Automata on Graph Alphabets
Hugo Bazille, Uli Fahrenberg
TL;DR
The paper develops an automata theory for graph-alphabet languages, where concatenation is constrained by endpoint compatibility on a directed graph. It establishes a graph-analog of the Kleene and Myhill-Nerode theorems, showing that rational and regular languages coincide and that regular languages have finite prefix/suffix quotients, with a Myhill-Nerode automaton providing minimal determinization under suitable finiteness conditions. It proves determinization and minimization results, and discusses complementation—not closed for infinite graphs but workable for finite graphs—along with outlining an extension to presimplicial alphabets and higher-dimensional automata.
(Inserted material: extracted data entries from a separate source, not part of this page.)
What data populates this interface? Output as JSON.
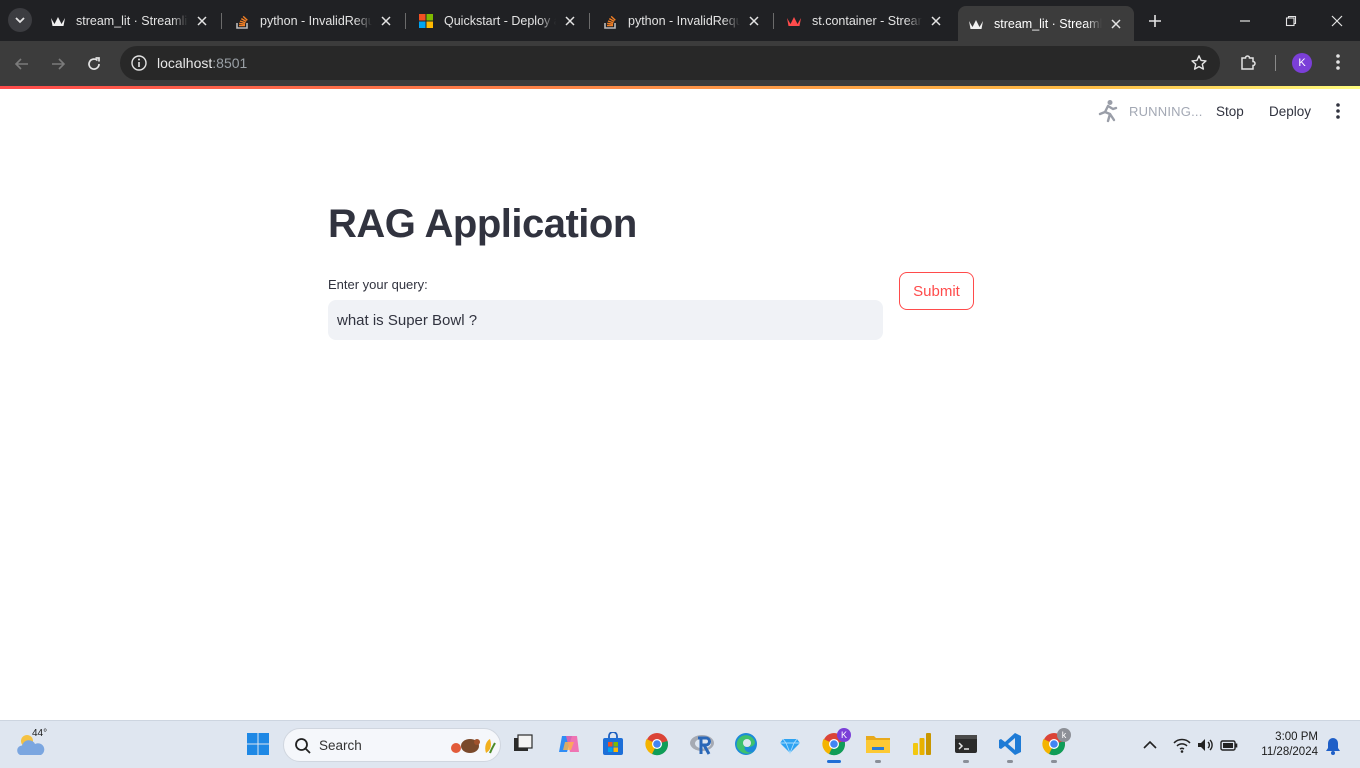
{
  "browser": {
    "tabs": [
      {
        "title": "stream_lit · Streamlit",
        "favicon": "streamlit-crown-icon",
        "active": false
      },
      {
        "title": "python - InvalidRequ",
        "favicon": "stackoverflow-icon",
        "active": false
      },
      {
        "title": "Quickstart - Deploy a",
        "favicon": "microsoft-icon",
        "active": false
      },
      {
        "title": "python - InvalidRequ",
        "favicon": "stackoverflow-icon",
        "active": false
      },
      {
        "title": "st.container - Stream",
        "favicon": "streamlit-crown-icon",
        "active": false
      },
      {
        "title": "stream_lit · Streamlit",
        "favicon": "streamlit-crown-icon",
        "active": true
      }
    ],
    "address": {
      "host": "localhost",
      "port": ":8501"
    },
    "profile_initial": "K"
  },
  "streamlit": {
    "status": "RUNNING...",
    "stop_label": "Stop",
    "deploy_label": "Deploy",
    "title": "RAG Application",
    "query_label": "Enter your query:",
    "query_value": "what is Super Bowl ?",
    "submit_label": "Submit",
    "colors": {
      "accent": "#ff4b4b",
      "text": "#31333f",
      "input_bg": "#f0f2f6"
    }
  },
  "taskbar": {
    "weather_temp": "44°",
    "search_label": "Search",
    "apps": [
      "start-icon",
      "file-explorer-icon",
      "copilot-icon",
      "store-icon",
      "chrome-icon",
      "r-icon",
      "edge-icon",
      "gem-icon",
      "chrome-profile-k-icon",
      "folder-icon",
      "powerbi-icon",
      "terminal-icon",
      "vscode-icon",
      "chrome-profile-k2-icon"
    ],
    "chrome_badge_1": "K",
    "chrome_badge_2": "k",
    "time": "3:00 PM",
    "date": "11/28/2024"
  }
}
The work also highlights ST-automata as motivating examples and sketches future directions in logic and extensions to richer alphabets and higher-order types, aiming at a broader automata theory for structured data beyond free monoids.
Abstract
The theory of finite automata concerns itself with words in a free monoid together with concatenation and without further structure. There are, however, important applications which use alphabets which are structured in some sense. We introduce automata over a particular type of structured data, namely an alphabet which is given as a (finite or infinite) directed graph. This constrains concatenation: two strings may only be concatenated if the end vertex of the first is equal to the start vertex of the second. We develop the beginnings of an automata theory for languages on graph alphabets. We show that they admit a Kleene theorem, relating rational and regular languages, and a Myhill-Nerode theorem, stating that languages are regular iff they have finite prefix or, equivalently, suffix quotient. We present determinization and minimization algorithms, but we also exhibit that regular languages are not stable by complementation. Finally, we mention how these structures could be generalized to presimplicial alphabets, where languages are no more freely generated.